Data analysis was performed using SAS 9.2 (SAS Institute Inc., Cary, NC). NHANES data are collected using a complex, multistage study design. For our analysis, we used 2-year weights for individual probabilities drawn from the urinary biomarker data sets according to the NCHS web tutorial (NCHS 2010a) to account for the sampling method. In addition, stratum and cluster weights were included in regression models to correct for the study design. For comparison, we also constructed models that did not include the sample weights, because the weighted method may result in an inefficient analysis due to the large variability in assigned weights, and because adjustments for variables used in the creation of weights (such as age, sex, and ethnicity) are already included in the full models (Korn and Graubard 1991
In descriptive analyses, we explored differences in urinary biomarker or serum thyroid measures between categories using Wilcoxon rank-sum or Kruskal-Wallis tests. Spearman rank correlations were calculated to assess relationships between continuous variables. Because of significant differences in thyroid hormone levels in adolescents compared with adults in these data, we separated our data set into two groups (ages 12–19 years and > 20 years) in subsequent analyses.
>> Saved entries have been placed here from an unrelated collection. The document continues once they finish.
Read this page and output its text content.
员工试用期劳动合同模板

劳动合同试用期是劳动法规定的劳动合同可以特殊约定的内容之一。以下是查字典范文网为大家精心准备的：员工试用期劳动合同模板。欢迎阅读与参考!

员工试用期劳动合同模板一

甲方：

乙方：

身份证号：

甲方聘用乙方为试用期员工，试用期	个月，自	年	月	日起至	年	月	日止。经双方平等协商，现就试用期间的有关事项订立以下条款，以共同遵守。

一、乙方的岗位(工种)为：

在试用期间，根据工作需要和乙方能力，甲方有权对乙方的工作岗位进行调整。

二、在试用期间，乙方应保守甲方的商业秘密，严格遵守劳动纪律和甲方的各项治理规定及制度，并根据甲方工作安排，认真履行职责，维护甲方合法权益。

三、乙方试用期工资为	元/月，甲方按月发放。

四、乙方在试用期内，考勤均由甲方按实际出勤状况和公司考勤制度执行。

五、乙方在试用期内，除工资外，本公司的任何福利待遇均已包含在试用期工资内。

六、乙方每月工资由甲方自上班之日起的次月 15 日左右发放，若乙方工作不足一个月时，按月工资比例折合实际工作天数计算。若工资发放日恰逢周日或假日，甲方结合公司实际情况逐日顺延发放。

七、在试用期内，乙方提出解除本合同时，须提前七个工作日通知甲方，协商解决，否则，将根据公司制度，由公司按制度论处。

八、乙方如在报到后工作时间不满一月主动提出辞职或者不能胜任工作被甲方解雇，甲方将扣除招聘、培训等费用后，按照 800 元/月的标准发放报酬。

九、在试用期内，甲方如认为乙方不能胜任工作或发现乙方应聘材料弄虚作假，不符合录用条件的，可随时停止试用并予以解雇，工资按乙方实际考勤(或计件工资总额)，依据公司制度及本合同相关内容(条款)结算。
We then constructed full multivariable linear regression models with serum thyroid measures as the dependent variable and individual ln-transformed urinary phthalate metabolite or BPA concentration as a predictor along with age (continuous variable), sex (dichotomous), race and ethnicity (categorical), ln-transformed serum cotinine (continuous), BMI (continuous), ln-transformed iodine (continuous), and ln-transformed urinary creatinine (continuous) as covariates. Analyses were performed both with and without including the sample weights to examine the effects of weighting. Secondary analyses were conducted by repeating all models when stratifying on sex. Regression results are presented as the change in thyroid measure associated with a unit increase in ln-transformed phthalate metabolite concentration. To improve interpretability, we also provide several examples in the “Results” where we back-transformed the regression coefficient to represent a change in hormone measure associated with an interquartile range (IQR) increase in urinary phthalate metabolite concentration. Finally, for urinary exposure biomarkers detected in > 80% of samples, we explored evidence for nonlinear relationships by assessing relationships between urinary phthalate metabolite or BPA quintiles and serum thyroid measures. Tests for trend were conducted for ordinal urinary biomarker quintiles in regression models using integer values (0–4).